April 9, 2014 / 8:44 PM / 5 years ago

U.S. expectations low for talks with Russia on Ukraine: diplomat

WASHINGTON (Reuters) - U.S. expectations for talks with Russia on the Ukraine crisis next week are not high, the top U.S. diplomat for Europe said on Wednesday, but it is essential to make every effort to ease tensions.

Ukrainian opposition leader Yulia Tymoshenko (L) greets U.S. Assistant Secretary of State Victoria Nuland during their meeting in Kiev March 4, 2013. REUTERS/Alexander Prokopenko

Assistant Secretary of State for Europe Victoria Nuland also reiterated the U.S. accusation that Russia was behind the takeover of government buildings in eastern Ukraine this week.

Russia, Ukraine, the United States and the European Union will hold a ministerial meeting next week to discuss the Ukraine crisis, the EU said on Tuesday.

“We don’t have high expectations for these talks, but we do believe it is very important to keep that diplomatic door open,” Nuland testified at a congressional hearing.

Russia said on Wednesday the four-way talks must focus on fostering dialogue among Ukrainians and not on bilateral relations among the participants.

President Barack Obama’s administration has slapped sanctions on Russia and sent economic aid to Ukraine, but lawmakers have been pushing for more sanctions or other action to punish Moscow or deter further incursions in eastern Europe after its annexation of Ukraine’s Crimea region last month.

Speaking at a hearing of the Commission on Security and Cooperation in Europe, known as the U.S. Helsinki Commission, Nuland said of the events in eastern Ukraine: “The evidence is overwhelming that this was a very carefully orchestrated, well-planned, well-targeted, well-coordinated effort to take over buildings in four cities within the same 24-hour period.”

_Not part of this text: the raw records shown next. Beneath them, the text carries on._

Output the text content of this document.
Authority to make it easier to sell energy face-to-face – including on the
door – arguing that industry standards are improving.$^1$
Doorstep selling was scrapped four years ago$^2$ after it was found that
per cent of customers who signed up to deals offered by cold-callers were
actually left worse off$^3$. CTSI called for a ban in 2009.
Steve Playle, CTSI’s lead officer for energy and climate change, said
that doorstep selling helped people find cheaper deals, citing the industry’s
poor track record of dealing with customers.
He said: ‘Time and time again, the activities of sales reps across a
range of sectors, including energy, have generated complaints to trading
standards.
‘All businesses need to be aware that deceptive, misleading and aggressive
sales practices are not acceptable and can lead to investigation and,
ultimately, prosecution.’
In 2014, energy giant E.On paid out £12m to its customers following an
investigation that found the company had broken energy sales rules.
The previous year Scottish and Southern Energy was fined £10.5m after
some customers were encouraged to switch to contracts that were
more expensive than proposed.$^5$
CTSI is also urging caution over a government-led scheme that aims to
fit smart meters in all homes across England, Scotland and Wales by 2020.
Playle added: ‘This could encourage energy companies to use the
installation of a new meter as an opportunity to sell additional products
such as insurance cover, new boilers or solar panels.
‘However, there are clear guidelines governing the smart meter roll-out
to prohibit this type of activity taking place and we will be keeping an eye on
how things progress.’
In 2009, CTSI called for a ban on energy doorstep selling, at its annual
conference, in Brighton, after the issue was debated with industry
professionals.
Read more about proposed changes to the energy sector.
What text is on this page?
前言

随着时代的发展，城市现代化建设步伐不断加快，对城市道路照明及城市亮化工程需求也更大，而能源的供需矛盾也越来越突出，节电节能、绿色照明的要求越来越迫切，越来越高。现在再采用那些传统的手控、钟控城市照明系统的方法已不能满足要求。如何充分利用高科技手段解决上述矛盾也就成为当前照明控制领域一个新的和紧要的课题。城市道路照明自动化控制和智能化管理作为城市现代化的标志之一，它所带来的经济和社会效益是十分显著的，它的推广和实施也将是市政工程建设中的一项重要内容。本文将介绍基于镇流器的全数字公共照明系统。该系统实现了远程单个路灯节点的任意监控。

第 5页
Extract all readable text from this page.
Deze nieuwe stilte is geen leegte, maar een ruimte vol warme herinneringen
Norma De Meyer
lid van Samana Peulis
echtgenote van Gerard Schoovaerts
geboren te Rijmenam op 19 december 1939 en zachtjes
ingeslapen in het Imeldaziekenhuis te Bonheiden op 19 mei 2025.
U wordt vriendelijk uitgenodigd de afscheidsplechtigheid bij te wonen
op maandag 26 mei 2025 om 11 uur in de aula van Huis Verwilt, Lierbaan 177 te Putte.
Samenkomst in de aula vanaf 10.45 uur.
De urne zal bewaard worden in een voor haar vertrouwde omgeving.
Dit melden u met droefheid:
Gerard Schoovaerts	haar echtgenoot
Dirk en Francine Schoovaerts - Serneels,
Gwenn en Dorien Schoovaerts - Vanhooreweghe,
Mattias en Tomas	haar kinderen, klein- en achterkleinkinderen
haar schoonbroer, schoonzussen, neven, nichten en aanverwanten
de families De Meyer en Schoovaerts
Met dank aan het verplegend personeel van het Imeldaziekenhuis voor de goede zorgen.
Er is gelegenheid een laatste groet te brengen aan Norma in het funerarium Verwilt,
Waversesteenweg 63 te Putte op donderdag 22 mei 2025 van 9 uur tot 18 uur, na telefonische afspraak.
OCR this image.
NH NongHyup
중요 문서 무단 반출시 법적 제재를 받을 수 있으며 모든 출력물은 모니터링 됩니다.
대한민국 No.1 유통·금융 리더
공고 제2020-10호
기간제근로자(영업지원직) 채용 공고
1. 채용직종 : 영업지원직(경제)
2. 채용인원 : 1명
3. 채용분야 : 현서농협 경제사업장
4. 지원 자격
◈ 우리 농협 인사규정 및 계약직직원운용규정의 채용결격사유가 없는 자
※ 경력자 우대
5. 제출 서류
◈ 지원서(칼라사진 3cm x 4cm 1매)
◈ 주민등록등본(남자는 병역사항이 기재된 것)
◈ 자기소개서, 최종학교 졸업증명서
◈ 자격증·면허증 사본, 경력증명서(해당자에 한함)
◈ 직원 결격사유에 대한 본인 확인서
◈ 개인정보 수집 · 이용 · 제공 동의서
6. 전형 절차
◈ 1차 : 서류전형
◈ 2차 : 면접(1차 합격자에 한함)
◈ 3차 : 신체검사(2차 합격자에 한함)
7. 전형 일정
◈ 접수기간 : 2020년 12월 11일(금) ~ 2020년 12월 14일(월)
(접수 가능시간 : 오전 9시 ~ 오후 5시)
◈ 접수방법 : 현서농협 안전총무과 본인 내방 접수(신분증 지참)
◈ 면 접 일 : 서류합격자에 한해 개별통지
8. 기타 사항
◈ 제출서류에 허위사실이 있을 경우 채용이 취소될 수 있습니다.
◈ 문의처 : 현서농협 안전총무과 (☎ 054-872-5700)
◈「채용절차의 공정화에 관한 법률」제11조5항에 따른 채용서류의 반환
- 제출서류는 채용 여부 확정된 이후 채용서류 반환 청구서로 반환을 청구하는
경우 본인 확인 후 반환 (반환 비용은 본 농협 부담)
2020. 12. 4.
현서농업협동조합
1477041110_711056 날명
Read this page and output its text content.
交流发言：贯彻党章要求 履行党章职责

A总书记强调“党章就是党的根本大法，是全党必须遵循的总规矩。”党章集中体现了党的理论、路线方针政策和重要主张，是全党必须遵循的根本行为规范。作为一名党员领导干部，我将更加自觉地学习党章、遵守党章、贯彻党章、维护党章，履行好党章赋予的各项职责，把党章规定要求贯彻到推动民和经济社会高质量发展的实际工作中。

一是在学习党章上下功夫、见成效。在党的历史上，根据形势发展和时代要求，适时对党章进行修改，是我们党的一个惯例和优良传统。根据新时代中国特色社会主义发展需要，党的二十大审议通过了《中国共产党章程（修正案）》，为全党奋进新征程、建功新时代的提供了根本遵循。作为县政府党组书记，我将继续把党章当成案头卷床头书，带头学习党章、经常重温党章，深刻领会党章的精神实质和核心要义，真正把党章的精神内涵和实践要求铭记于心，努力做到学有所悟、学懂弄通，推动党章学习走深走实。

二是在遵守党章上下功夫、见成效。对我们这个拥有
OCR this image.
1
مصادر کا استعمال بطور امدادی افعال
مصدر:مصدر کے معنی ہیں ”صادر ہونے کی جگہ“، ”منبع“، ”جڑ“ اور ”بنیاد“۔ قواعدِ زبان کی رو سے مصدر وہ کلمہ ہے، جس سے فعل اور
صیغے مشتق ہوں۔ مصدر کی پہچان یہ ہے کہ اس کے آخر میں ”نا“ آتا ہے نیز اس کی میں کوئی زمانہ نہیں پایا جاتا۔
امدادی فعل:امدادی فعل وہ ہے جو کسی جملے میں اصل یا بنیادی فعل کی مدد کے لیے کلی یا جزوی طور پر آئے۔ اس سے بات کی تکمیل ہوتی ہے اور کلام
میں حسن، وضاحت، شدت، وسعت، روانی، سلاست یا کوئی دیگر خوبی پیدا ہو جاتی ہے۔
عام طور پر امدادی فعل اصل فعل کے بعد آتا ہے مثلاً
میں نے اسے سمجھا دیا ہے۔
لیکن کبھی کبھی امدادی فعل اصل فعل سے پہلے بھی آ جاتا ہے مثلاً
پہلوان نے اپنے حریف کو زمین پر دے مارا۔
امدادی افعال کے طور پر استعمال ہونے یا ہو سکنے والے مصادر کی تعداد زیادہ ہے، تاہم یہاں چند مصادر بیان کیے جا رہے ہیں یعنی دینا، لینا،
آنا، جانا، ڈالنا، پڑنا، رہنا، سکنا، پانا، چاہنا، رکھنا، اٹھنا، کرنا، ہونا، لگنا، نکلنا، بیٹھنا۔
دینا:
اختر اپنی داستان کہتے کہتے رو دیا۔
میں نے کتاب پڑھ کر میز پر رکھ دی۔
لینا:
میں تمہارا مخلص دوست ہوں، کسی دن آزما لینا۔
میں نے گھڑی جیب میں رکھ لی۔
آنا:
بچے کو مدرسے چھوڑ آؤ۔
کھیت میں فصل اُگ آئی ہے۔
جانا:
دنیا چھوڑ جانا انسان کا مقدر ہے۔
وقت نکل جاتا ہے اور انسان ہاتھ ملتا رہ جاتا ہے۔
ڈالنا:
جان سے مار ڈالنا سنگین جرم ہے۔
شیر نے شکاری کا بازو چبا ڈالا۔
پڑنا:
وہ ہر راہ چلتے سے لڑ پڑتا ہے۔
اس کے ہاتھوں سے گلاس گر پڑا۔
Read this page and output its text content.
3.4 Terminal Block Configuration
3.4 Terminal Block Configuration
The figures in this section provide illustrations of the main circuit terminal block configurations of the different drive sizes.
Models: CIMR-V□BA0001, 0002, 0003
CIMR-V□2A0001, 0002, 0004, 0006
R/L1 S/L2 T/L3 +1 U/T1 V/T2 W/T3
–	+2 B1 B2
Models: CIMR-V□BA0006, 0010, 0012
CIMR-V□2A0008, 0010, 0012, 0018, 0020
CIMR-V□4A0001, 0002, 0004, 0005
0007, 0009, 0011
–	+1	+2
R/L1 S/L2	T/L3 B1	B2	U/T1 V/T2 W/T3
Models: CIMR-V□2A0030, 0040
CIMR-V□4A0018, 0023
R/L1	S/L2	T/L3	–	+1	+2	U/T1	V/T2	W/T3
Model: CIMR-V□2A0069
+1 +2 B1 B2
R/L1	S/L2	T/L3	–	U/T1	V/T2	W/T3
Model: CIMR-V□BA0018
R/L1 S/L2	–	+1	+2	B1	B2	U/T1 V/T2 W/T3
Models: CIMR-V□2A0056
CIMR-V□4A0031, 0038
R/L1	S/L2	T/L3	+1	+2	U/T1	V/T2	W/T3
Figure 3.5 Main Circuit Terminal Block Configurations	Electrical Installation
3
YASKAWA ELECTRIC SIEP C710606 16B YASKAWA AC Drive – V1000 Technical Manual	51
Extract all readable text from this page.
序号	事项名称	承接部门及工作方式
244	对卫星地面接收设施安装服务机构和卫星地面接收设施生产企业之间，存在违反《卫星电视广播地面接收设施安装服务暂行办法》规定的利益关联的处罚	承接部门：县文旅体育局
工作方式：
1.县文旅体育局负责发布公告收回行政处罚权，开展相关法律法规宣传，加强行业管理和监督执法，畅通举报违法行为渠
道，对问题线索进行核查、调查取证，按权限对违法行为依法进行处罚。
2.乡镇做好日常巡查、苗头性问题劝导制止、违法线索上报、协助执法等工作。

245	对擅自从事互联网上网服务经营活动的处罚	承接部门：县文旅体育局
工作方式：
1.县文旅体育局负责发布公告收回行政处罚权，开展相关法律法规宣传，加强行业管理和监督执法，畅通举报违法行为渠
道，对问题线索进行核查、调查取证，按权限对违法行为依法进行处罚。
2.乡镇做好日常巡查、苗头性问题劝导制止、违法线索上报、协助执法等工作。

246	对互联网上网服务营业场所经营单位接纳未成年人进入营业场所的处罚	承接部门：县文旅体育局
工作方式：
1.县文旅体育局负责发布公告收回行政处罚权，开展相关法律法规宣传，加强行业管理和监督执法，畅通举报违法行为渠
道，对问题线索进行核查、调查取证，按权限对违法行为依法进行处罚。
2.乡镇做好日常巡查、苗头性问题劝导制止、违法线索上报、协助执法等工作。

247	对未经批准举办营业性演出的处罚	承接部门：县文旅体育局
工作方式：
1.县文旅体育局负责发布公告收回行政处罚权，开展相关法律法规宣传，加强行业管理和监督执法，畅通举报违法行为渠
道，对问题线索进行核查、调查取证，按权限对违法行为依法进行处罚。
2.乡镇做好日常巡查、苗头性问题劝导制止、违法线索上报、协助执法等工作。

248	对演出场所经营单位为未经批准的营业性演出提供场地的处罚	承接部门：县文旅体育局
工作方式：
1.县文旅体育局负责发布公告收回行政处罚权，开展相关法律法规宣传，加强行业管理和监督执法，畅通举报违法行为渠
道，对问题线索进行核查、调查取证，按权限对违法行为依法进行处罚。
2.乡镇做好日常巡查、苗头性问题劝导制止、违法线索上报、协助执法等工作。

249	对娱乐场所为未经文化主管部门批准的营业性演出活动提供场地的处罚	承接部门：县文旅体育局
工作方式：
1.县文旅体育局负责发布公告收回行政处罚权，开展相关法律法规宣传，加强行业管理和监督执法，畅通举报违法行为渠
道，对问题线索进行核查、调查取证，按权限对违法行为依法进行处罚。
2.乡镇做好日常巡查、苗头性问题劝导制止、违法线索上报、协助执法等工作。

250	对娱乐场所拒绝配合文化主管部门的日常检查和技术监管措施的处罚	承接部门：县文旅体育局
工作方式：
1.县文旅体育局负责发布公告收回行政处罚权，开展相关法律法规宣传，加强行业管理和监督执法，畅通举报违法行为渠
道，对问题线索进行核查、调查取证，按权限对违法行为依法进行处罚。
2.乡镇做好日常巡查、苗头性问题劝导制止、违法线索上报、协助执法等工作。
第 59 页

Nuland declined to discuss much of Washington’s evidence in a public setting, but noted widespread reports on social media from Ukraine that U.S. authorities say make obvious that outsiders were involved in the demonstrations.

For example, in the eastern city of Kharkiv, the crowd first tried to take over the city opera house, before going to government buildings they intended to seize, she said.

“These were not boys from Kharkiv and they were not quite as well planned and executed as they might have been,” Nuland said.